Tax concessions that will be offered through the Over-The-Hill Redevelopment Programme will only be made available for a period five years, according to the White Paper tabled by Prime Minister Dr. Hubert Minnis in Parliament earlier this week.
The term ‘empowerment zone’ will be the new term to reflect areas like the over-the-hill communities and will include other specified regions of the country that will be declared and designated – from time to time – because that region has fallen into economic hardship.
The rationale behind that time frame, according to the details outlined in the White Paper, is to ensure that permanent rights to tax exemptions are not established.
“Indeed, it is expected that after such a period, the zones should be reasonably, no longer be considered in economic hardship,” the White Paper read.
A major tenant of the initiative is to reduce the cost of property development in the zone to encourage new investment.
It is also the intention of the government to ensure that local businesses are able to benefit from the increase in economic activity, as a result of the tax exemption that include exemption from customs duties, real property and stamp taxes, as well as a business license fee waiver.

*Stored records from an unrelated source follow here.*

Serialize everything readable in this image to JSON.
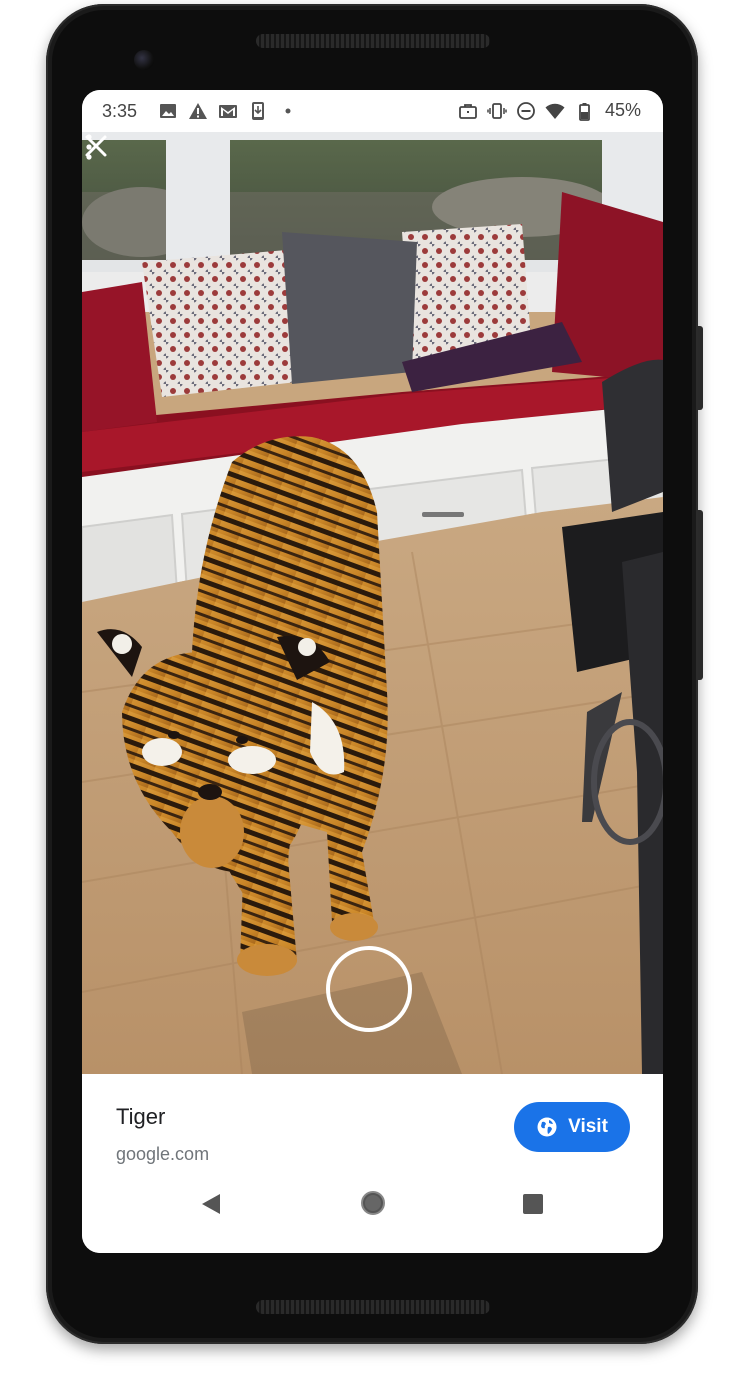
{
  "status_bar": {
    "time": "3:35",
    "battery_percent": "45%",
    "left_icons": [
      "image-icon",
      "warning-icon",
      "gmail-icon",
      "download-icon",
      "dot-icon"
    ],
    "right_icons": [
      "briefcase-icon",
      "vibrate-icon",
      "do-not-disturb-icon",
      "wifi-icon",
      "battery-icon"
    ]
  },
  "ar_viewer": {
    "close_icon": "close-icon",
    "menu_icon": "overflow-menu-icon",
    "subject": "tiger-3d-model",
    "placement_indicator": "placement-ring"
  },
  "sheet": {
    "title": "Tiger",
    "source": "google.com",
    "visit_label": "Visit",
    "visit_icon": "globe-icon",
    "accent": "#1a73e8"
  },
  "nav_bar": {
    "back_icon": "back-icon",
    "home_icon": "home-icon",
    "recents_icon": "recents-icon"
  }
}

According to the White Paper, the inner-city tax-free zone is expected to include Bain and Grants Town, Centerville, St Barnabas and Englerston.
The White Paper explained, “Discussions with local merchants and the chamber of commerce will continue to determine the most cost-effective mechanism for Bahamian businesses.”
It also acknowledges that over-the-hill communities are some of the “poorest regions in the country”, as unemployment remains high and the typical household size is larger than the national average.